Shostakovich's Fourth Symphony is an extraordinary
work by any standards. It is cast in three movements, with each of the
outer two approaching half an hour in duration, astride a shorter central
scherzo. Together these occupy a playing time in excess of an hour.
There is a huge orchestra, of some 140 players, so the range of timbres
and colours is very wide indeed, and the climaxes are overwhelmingly
powerful. But more significant than any of these issues is the nature
of the music itself, since the development is flexible and remarkably
open-ended, veering this way and that, through passages slow and fast,
thinly scored and richly powerful. It is a roller-coaster ride for both
the musicians and the audience.
No wonder the Symphony has enjoyed a chequered career.
Shostakovich withdrew it in 1936, when it was already in rehearsal for
its first performance. This decision had more to do with the attack
on him by Stalin in the pages of Pravda than with musical problems during
the rehearsal period. For after Stalin had launched his vitriolic feelings
- 'Not music but a mess' - about the opera Lady Macbeth of Mtsensk,
the composer knew he was a marked man. And a challenging, modernist
symphony was not a wise proposition. So the Fourth did not receive its
premiere until 1961, a full 25 years after it was written, and Shostakovich
achieved a rehabilitation with his Fifth Symphony of 1937: 'A Soviet
Artist's Response to Just Criticism'. (Of course the nature of the Fifth
and whether that title is a decoy is another matter altogether.)
The Fourth Symphony has fared rather well as far as
recordings are concerned. Any live performance has to be a special occasion
because of the costs involved in assembling such a large orchestra,
and perhaps that is why live performances have often been linked with
recordings. In this, his first purely orchestral symphony for ten years,
Shostakovich wrote the music he wanted to write. The style follows that
of the opera Lady Macbeth of Mtsensk and the ballet The Bolt,
and is therefore expressively potent and orchestrally colourful. The
very opening confirms all this, and immediately throws down the gauntlet
to the recording engineers, with the huge percussive chord that follows
the opening phrase. The DG recording is spectacular and meets every
requirement: it is sensitive to detail and has a full and accurate dynamic
range. In fact it is the best thing about the whole enterprise.

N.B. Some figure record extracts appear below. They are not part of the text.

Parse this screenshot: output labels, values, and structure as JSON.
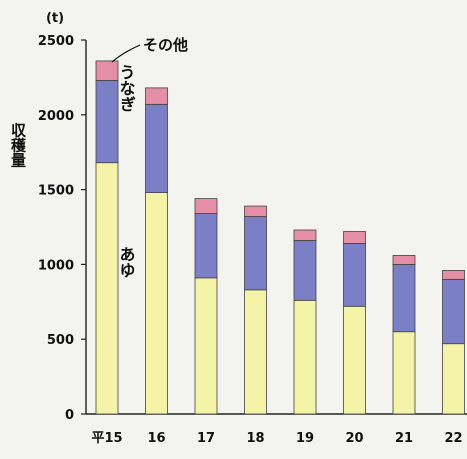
{
  "chart_data": {
    "type": "bar",
    "stacked": true,
    "unit": "(t)",
    "ylabel": "収穫量",
    "ylim": [
      0,
      2500
    ],
    "yticks": [
      0,
      500,
      1000,
      1500,
      2000,
      2500
    ],
    "categories": [
      "平15",
      "16",
      "17",
      "18",
      "19",
      "20",
      "21",
      "22"
    ],
    "series": [
      {
        "name": "あゆ",
        "color": "#f5f3a8",
        "values": [
          1680,
          1480,
          910,
          830,
          760,
          720,
          550,
          470
        ]
      },
      {
        "name": "うなぎ",
        "color": "#7b7fc6",
        "values": [
          550,
          590,
          430,
          490,
          400,
          420,
          450,
          430
        ]
      },
      {
        "name": "その他",
        "color": "#e58ea8",
        "values": [
          130,
          110,
          100,
          70,
          70,
          80,
          60,
          60
        ]
      }
    ],
    "annotations": {
      "other": "その他",
      "eel": "うなぎ",
      "ayu": "あゆ"
    }
  }
}
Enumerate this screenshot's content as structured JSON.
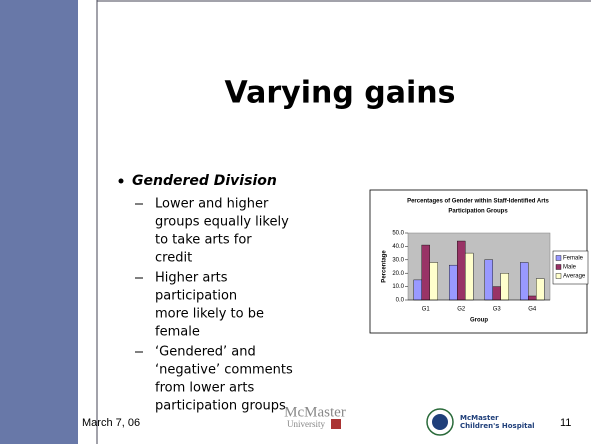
{
  "title": "Varying gains",
  "bullet": {
    "heading": "Gendered Division",
    "items": [
      [
        "Lower and higher",
        "groups equally likely",
        "to take arts for",
        "credit"
      ],
      [
        "Higher arts",
        "participation",
        "more likely to be",
        "female"
      ],
      [
        "‘Gendered’ and",
        "‘negative’ comments",
        "from lower arts",
        "participation groups"
      ]
    ]
  },
  "chart_data": {
    "type": "bar",
    "title": [
      "Percentages of Gender within Staff-Identified Arts",
      "Participation Groups"
    ],
    "x_label": "Group",
    "y_label": "Percentage",
    "categories": [
      "G1",
      "G2",
      "G3",
      "G4"
    ],
    "series": [
      {
        "name": "Female",
        "color": "#9999ff",
        "values": [
          15,
          26,
          30,
          28
        ]
      },
      {
        "name": "Male",
        "color": "#993366",
        "values": [
          41,
          44,
          10,
          3
        ]
      },
      {
        "name": "Average",
        "color": "#ffffcc",
        "values": [
          28,
          35,
          20,
          16
        ]
      }
    ],
    "ylim": [
      0,
      50
    ],
    "yticks": [
      {
        "value": 0,
        "label": "0.0"
      },
      {
        "value": 10,
        "label": "10.0"
      },
      {
        "value": 20,
        "label": "20.0"
      },
      {
        "value": 30,
        "label": "30.0"
      },
      {
        "value": 40,
        "label": "40.0"
      },
      {
        "value": 50,
        "label": "50.0"
      }
    ],
    "legend": "right"
  },
  "footer": {
    "date": "March 7, 06",
    "logo1": "McMaster",
    "logo1_sub": "University",
    "logo2_line1": "McMaster",
    "logo2_line2": "Children's Hospital",
    "page": "11"
  }
}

The challenges in performing this music are twofold:
the orchestra must reach heights of discipline and virtuosity, and the
conductor must hold the music in a vision of symphonic continuum and
growth. This performance fares better on the first of these points,
I feel, than on the second. For the Philadelphia Orchestra plays magnificently,
both as individuals and as a team. Myung-Whun Chung is an artist of
the front rank, with an acclaimed recording of Lady Macbeth to
his credit. However, I am not entirely convinced by his interpretation
of the Symphony.
Listen to any part of the work as a demonstration-quality
excerpt and it will sound pretty impressive. But there is more symphonic
strength in the score than Chung finds here. Several times his choice
of phrasing misses the mark by dashing ahead with too little concern
for articulation, and the inner relationships of the parts do not build
up their subtle significances. Of course these things are to some extent
a matter of how the individual listener who knows the music feels that
it should sound. And any great symphony is greater than any one performance
of it. But for this listener at least, Chung does not pass the acid
test, that in performance the music sounds as if it could not possibly
be performed otherwise.
That said, there are some aspects which are spectacularly
effective. The first movement's fast string fugue at tempo Presto, for
example, is an amazing feat of virtuosity, while the central movement
is nicely atmospheric, particularly the diminuendo during the closing
phase. The final powerful climax is hugely sonorous, and has probably
never sounded better on disc. Therefore the tragic descent towards the
dark coda makes its impression too.
Quite why the performance was recorded eight years
ago and only released now we do not know. It is well worth hearing,
but then so too are many other performances of this remarkable work,
including for example those by Simon Rattle, Mstislav Rostropovich,
Kirill Kondrashin, Neeme Järvi, and by the same Philadelphia Orchestra
with Eugene Ormandy conducting. For all its strange, even bizarre characteristics,
the Fourth is perhaps Shostakovich's greatest symphony. In truth, the
best performance of it should always be 'the next one'.